Investments in both on- and off-shore wind energy are being rapidly scaled up to transform the energy system and reduce greenhouse gas emissions. Our research addresses two themes; (1) How much electricity can be generated by existing technology (i.e. bottom-mounted wind turbines) along the US east coast? And what is the uncertainty? (2) Will global climate non-stationarity change the amount of electricity that can be generated from wind turbines? To address theme 1 we are performing detailed simulations with the Weather and Research Forecasting model and sampling uncertainty across; a range of wind turbine layouts, different wind turbine parameterizations and different versions of WRF - specifically atmosphere-only WRF and the Coupled Ocean Atmosphere Wave Sediment Transport (COAWST) model.
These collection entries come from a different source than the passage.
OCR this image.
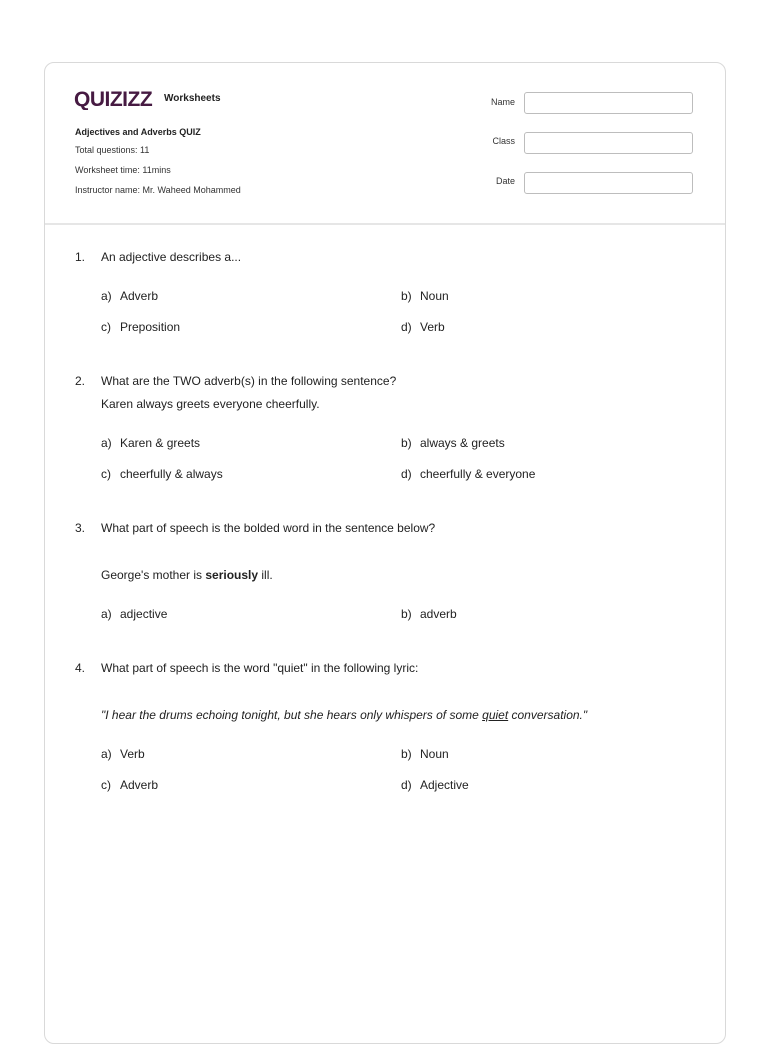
QUIZIZZ Worksheets
Adjectives and Adverbs QUIZ
Total questions: 11
Worksheet time: 11mins
Instructor name: Mr. Waheed Mohammed
Name
Class
Date
1. An adjective describes a...
a) Adverb	b) Noun
c) Preposition	d) Verb
2. What are the TWO adverb(s) in the following sentence?
Karen always greets everyone cheerfully.
a) Karen & greets	b) always & greets
c) cheerfully & always	d) cheerfully & everyone
3. What part of speech is the bolded word in the sentence below?
George's mother is seriously ill.
a) adjective	b) adverb
4. What part of speech is the word "quiet" in the following lyric:
"I hear the drums echoing tonight, but she hears only whispers of some quiet conversation."
a) Verb	b) Noun
c) Adverb	d) Adjective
Currently, wind turbines supply approximately 10% of total U.S. electricity consumption. For the most likely wind turbine spacing of 1.85 km up to a further 5% of national supply could be generated from areas along the US east coast that have already by leased for development. However, the wind farm parameterization is a major source of uncertainty and preliminary results suggest there may be substantial benefits to fully coupled simulations in terms of accuracy of power generation predictions. For theme 2 we have performed projections of daily electricity generation from existing onshore wind farms in the contemporary and future climate using both machine learning and WRF. These indicate small declines for the Midwest, Northern Great Plains and the Northeast primarily driven by reduced summertime windiness. Electricity generation is projected to be stable in the wintertime and over the Southern Great Plains. Energy system electrification will preferentially enhance wintertime electricity demand over much of the US. Our work suggests evidence this may lead to greater synchronization between demand and times of highest wind energy production.